If you're going to use something like this approach in Ruby or JavaScript, where you loop over a list with a function, you need to make sure that tail call elimination is available. If it isn't, you're going to take a performance hit as you recurse. And you can do this in Ruby or Javascript—you simply move the basis step to the top of the induction step definition.

Constant Assignment

This is very difficult to get used to in functional languages. Maintaining volatile state is pretty tough if the values you use to contain that state can't change, after all. So how do you work around this?

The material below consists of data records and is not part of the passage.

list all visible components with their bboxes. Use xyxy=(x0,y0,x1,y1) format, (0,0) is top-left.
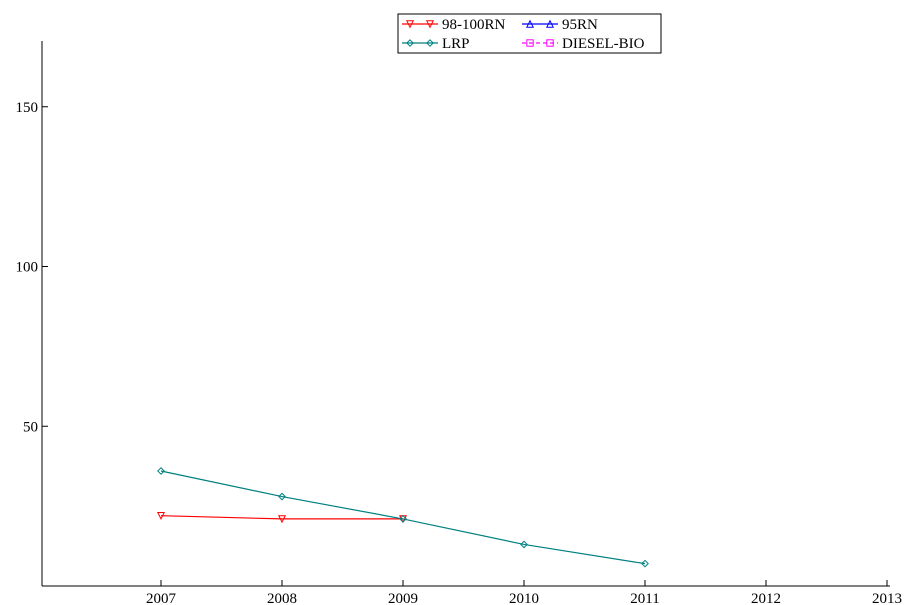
x-tick-label: 2013 xyxy=(872,591,902,605)
x-tick-label: 2007 xyxy=(146,591,177,605)
x-tick-label: 2011 xyxy=(630,591,659,605)
data-point-98-100rn xyxy=(277,515,287,524)
legend-item-98-100rn: 98-100RN xyxy=(402,17,506,33)
x-tick-label: 2012 xyxy=(751,591,781,605)
y-tick-label: 150 xyxy=(16,100,39,116)
x-tick-label: 2010 xyxy=(509,591,539,605)
legend-item-diesel-bio: DIESEL-BIO xyxy=(522,36,645,52)
series-lrp xyxy=(157,467,649,568)
x-tick-label: 2008 xyxy=(267,591,297,605)
legend-item-lrp: LRP xyxy=(402,36,470,52)
data-point-lrp xyxy=(278,492,286,501)
legend-label-lrp: LRP xyxy=(442,36,470,52)
data-point-lrp xyxy=(520,540,528,549)
series-lines xyxy=(156,467,649,568)
axes xyxy=(41,41,890,587)
series-line-lrp xyxy=(160,470,646,565)
legend-marker-lrp xyxy=(426,39,434,47)
legend-label-diesel-bio: DIESEL-BIO xyxy=(562,36,645,52)
legend-marker-98-100rn xyxy=(425,20,435,29)
data-point-98-100rn xyxy=(156,512,166,521)
series-98-100rn xyxy=(156,512,408,524)
legend-label-98-100rn: 98-100RN xyxy=(442,17,506,33)
legend: 98-100RN 95RN LRP DIESEL-BIO xyxy=(397,13,662,54)
data-point-lrp xyxy=(399,514,407,523)
legend-marker-diesel-bio xyxy=(526,39,534,47)
legend-marker-95rn xyxy=(525,19,535,28)
y-tick-label: 50 xyxy=(23,419,38,435)
legend-marker-98-100rn xyxy=(405,20,415,29)
y-tick-label: 100 xyxy=(16,260,39,276)
legend-item-95rn: 95RN xyxy=(522,17,598,33)
data-point-lrp xyxy=(641,559,649,568)
legend-marker-diesel-bio xyxy=(546,39,554,47)
data-point-lrp xyxy=(157,467,165,475)
legend-marker-95rn xyxy=(545,19,555,28)
series-line-98-100rn xyxy=(160,515,403,520)
legend-label-95rn: 95RN xyxy=(562,17,598,33)
tick-marks: 2007200820092010201120122013501001502002… xyxy=(16,100,903,605)
legend-marker-lrp xyxy=(406,39,414,47)
x-tick-label: 2009 xyxy=(388,591,418,605)
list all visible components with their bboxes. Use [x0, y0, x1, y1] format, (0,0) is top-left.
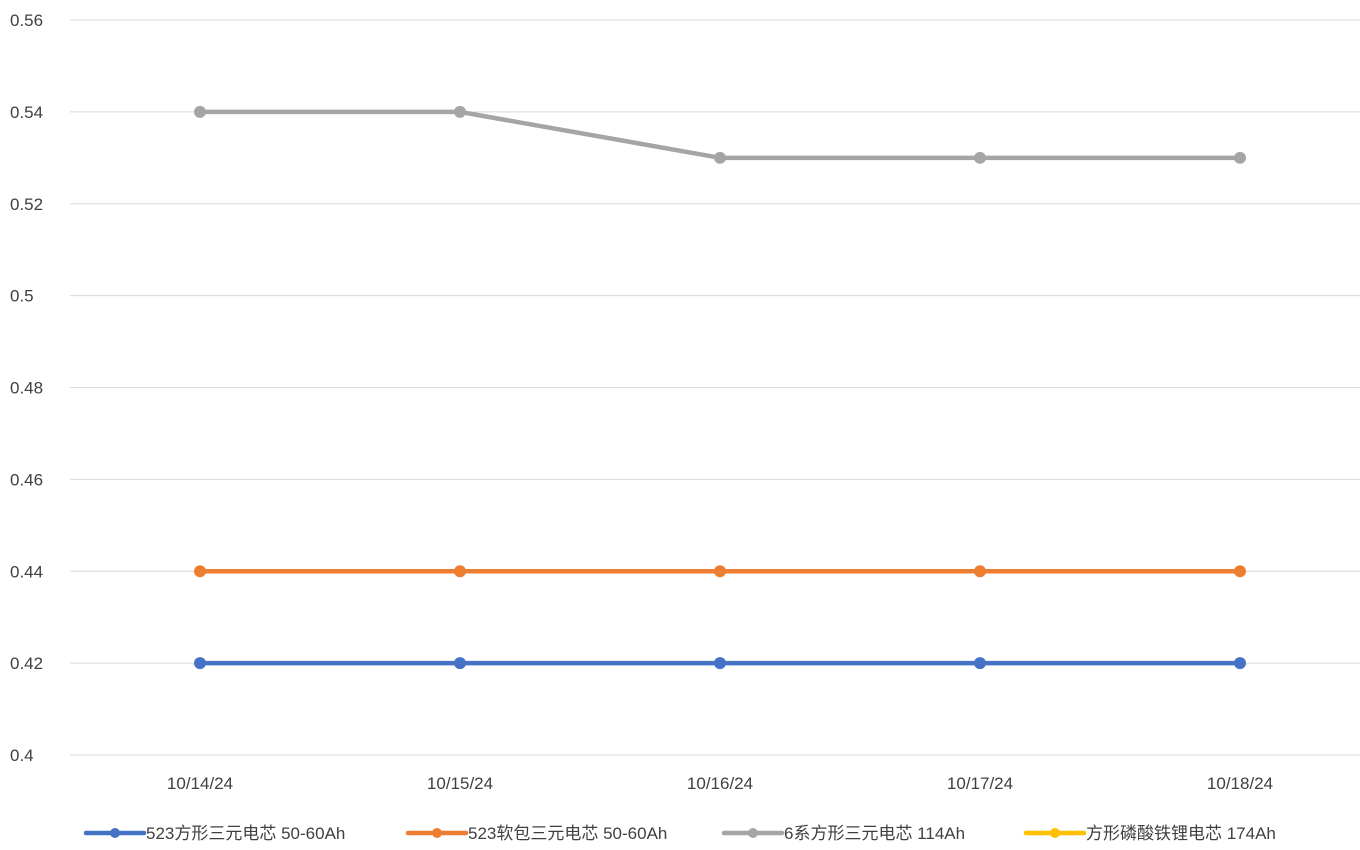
- legend: 523方形三元电芯 50-60Ah 523软包三元电芯 50-60Ah 6系方形三元…: [83, 824, 1276, 843]
- data-point: [974, 657, 986, 670]
- data-point: [714, 151, 726, 164]
- data-point: [974, 151, 986, 164]
- y-tick-label: 0.52: [10, 195, 43, 214]
- x-tick-label: 10/18/24: [1207, 774, 1273, 793]
- legend-swatch-marker: [432, 828, 442, 838]
- series-1: [194, 657, 1246, 670]
- y-tick-label: 0.5: [10, 287, 34, 306]
- legend-swatch-marker: [1050, 828, 1060, 838]
- legend-swatch-marker: [110, 828, 120, 838]
- x-tick-label: 10/15/24: [427, 774, 493, 793]
- x-tick-label: 10/17/24: [947, 774, 1013, 793]
- y-tick-label: 0.46: [10, 470, 43, 489]
- legend-item-4: 方形磷酸铁锂电芯 174Ah: [1023, 824, 1276, 843]
- gridlines: [70, 19, 1360, 756]
- x-tick-label: 10/16/24: [687, 774, 753, 793]
- series-lines: [194, 105, 1246, 670]
- legend-item-3: 6系方形三元电芯 114Ah: [721, 824, 965, 843]
- legend-swatch-marker: [748, 828, 758, 838]
- legend-label: 523软包三元电芯 50-60Ah: [468, 824, 667, 843]
- data-point: [974, 565, 986, 578]
- legend-label: 方形磷酸铁锂电芯 174Ah: [1086, 824, 1276, 843]
- data-point: [1234, 565, 1246, 578]
- x-tick-label: 10/14/24: [167, 774, 233, 793]
- data-point: [714, 657, 726, 670]
- series-2: [194, 565, 1246, 578]
- y-tick-label: 0.54: [10, 103, 43, 122]
- data-point: [194, 565, 206, 578]
- x-axis-tick-labels: 10/14/24 10/15/24 10/16/24 10/17/24 10/18/24: [167, 774, 1273, 793]
- data-point: [454, 565, 466, 578]
- series-3: [194, 105, 1246, 164]
- y-tick-label: 0.48: [10, 379, 43, 398]
- data-point: [454, 105, 466, 118]
- y-axis-tick-labels: 0.4 0.42 0.44 0.46 0.48 0.5 0.52 0.54 0.56: [10, 11, 43, 765]
- data-point: [1234, 151, 1246, 164]
- data-point: [194, 105, 206, 118]
- data-point: [454, 657, 466, 670]
- data-point: [1234, 657, 1246, 670]
- legend-label: 523方形三元电芯 50-60Ah: [146, 824, 345, 843]
- legend-item-2: 523软包三元电芯 50-60Ah: [405, 824, 667, 843]
- data-point: [194, 657, 206, 670]
- series-line: [197, 109, 1243, 161]
- y-tick-label: 0.56: [10, 11, 43, 30]
- y-tick-label: 0.42: [10, 654, 43, 673]
- y-tick-label: 0.44: [10, 562, 43, 581]
- y-tick-label: 0.4: [10, 746, 34, 765]
- legend-label: 6系方形三元电芯 114Ah: [784, 824, 965, 843]
- data-point: [714, 565, 726, 578]
- legend-item-1: 523方形三元电芯 50-60Ah: [83, 824, 345, 843]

Well, remember, assigned variables are only constant in the current scope. So how do you get around this? You keep the scope small, and bind the needed variables at function invocation. You can't write code that changes state during, say, a sequence of loops. So instead, write code that binds state at function invocation, and recurse. This way, you can maintain changing state, and do so in a way that makes it more difficult to mistakenly assign incorrect values to state variables.

And don't use global variables. Tough to get those to fall out of scope.

That's two of the key differences you'll see in true functional languages, rather than languages that have bolted on functional programming capabilities. Functional programming techniques can give you a new level of reuse, and make programs more clear, but at a potential cost in non-optimized environments.